Part IV: Applied Scenarios

  1. Scoring guidance: Full credit requires: identifying specific governance failures against specific principles (not just general criticism); analyzing the underwriting algorithm's discriminatory outcomes as the most serious compliance and ethical failure; identifying the "approve-all" track record as evidence of missing authority; identifying late-stage review as structural failure; and making specific, implementable recommendations (not generic advice to "take governance more seriously"). Look for: (1) Authority failure — committee has never required changes; needs genuine blocking authority; (2) Independence failure — committee composed of executives who report to each other; needs external or more independent members; (3) Documentation failure — no model cards or impact assessments; needs immediate documentation requirement; (4) The discriminatory pricing outcome — not identified through governance despite being internally visible; fundamental accountability failure.

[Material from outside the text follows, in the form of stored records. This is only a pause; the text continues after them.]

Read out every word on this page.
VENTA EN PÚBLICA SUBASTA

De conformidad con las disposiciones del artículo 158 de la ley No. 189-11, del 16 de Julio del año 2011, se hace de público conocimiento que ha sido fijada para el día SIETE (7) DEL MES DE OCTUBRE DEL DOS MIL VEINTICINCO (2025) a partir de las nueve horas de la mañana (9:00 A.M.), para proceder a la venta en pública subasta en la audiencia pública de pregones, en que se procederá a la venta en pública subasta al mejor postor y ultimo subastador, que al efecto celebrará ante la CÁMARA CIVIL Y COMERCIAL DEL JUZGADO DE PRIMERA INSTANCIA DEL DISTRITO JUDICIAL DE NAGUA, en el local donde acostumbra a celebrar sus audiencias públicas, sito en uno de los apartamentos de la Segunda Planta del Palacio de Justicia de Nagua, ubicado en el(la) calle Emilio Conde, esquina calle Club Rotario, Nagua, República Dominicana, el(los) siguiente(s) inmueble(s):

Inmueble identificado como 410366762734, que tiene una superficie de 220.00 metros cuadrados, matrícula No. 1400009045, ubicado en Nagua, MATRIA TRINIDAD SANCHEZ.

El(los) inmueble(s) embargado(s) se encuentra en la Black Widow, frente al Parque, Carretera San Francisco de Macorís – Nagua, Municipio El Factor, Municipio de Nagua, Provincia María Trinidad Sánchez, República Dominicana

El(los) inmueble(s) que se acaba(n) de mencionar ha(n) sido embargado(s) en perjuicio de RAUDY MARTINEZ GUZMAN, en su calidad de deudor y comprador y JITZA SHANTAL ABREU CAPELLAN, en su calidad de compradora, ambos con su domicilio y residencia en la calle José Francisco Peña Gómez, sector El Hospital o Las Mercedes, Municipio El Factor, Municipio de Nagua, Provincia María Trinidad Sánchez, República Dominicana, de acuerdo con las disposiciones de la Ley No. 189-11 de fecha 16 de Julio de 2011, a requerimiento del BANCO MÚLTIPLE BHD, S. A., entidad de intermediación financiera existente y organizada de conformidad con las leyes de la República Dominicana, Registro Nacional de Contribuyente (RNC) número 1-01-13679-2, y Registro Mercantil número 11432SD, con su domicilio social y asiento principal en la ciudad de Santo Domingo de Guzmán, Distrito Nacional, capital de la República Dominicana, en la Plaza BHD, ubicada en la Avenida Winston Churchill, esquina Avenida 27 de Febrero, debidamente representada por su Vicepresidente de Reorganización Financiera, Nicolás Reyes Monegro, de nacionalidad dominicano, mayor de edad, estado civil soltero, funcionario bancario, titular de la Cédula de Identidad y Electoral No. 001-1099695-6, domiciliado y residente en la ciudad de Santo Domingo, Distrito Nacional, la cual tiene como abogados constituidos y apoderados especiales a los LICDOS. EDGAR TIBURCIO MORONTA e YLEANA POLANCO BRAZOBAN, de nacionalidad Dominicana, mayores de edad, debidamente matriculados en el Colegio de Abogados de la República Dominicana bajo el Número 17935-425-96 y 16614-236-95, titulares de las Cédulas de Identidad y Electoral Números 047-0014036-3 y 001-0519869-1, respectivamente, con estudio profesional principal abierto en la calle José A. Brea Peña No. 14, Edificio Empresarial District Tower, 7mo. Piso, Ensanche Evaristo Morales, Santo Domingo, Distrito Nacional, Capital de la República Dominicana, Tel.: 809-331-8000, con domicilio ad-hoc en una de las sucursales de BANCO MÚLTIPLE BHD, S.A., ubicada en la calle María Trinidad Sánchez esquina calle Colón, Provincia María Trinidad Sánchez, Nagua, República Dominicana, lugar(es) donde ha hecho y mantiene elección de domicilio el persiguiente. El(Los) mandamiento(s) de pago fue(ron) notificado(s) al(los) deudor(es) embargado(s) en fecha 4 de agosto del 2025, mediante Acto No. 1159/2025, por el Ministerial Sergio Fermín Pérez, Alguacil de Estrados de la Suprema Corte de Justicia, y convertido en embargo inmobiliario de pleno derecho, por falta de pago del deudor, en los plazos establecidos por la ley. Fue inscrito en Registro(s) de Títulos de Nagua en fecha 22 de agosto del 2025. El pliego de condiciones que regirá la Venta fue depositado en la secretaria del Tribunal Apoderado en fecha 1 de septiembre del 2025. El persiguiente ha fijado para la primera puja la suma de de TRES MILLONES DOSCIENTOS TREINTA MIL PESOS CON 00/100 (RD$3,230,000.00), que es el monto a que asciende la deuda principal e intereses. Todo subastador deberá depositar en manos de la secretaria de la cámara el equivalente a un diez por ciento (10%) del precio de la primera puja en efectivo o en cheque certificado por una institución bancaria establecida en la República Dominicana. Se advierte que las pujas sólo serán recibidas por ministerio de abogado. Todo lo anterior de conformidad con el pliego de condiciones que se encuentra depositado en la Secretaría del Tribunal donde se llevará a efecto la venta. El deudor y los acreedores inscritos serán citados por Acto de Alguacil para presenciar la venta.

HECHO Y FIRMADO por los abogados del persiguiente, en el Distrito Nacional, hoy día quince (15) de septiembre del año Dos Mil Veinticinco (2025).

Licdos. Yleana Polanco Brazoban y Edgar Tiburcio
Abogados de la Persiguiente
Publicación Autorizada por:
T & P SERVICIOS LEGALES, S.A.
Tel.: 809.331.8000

  2. Scoring guidance: Full credit requires: (1) Correctly identifying this as a high-risk AI system under EU AI Act (clinical decision support meets the high-risk healthcare category); (2) Specific requirements: conformity assessment, technical documentation, data governance, accuracy and robustness requirements, human oversight requirements, registration; (3) Governance structures: responsible AI function, ethics review process, clinical expert oversight, documentation infrastructure; (4) Additional governance: diverse evaluation datasets, clinical validation in relevant patient populations, ongoing monitoring in deployment, patient transparency, adverse event reporting. Most significant governance risk for startup: resource constraints leading to inadequate safety testing and documentation before commercial pressure to launch.

  3. Scoring guidance: This scenario involves both structural and cultural failure. Full credit requires diagnosing both dimensions: Structural failures — impact assessments completed late; RAI office resource-constrained and cannot independently verify claims; no mechanism to detect misrepresentation of risk level by engineering teams. Cultural failures — engineers systematically describing systems as lower-risk than they are, which suggests either cultural safety problem (can't raise concerns honestly) or incentive misalignment (rewarded for shipping, not for accurate risk assessment). Recommended structural changes: move impact assessments to earlier in development cycle; resource RAI office for independent verification; create audit mechanism. Cultural changes: leadership modeling; incentive alignment; anonymous reporting mechanism for ethics concerns; post-incident review that is genuinely honest about cultural factors.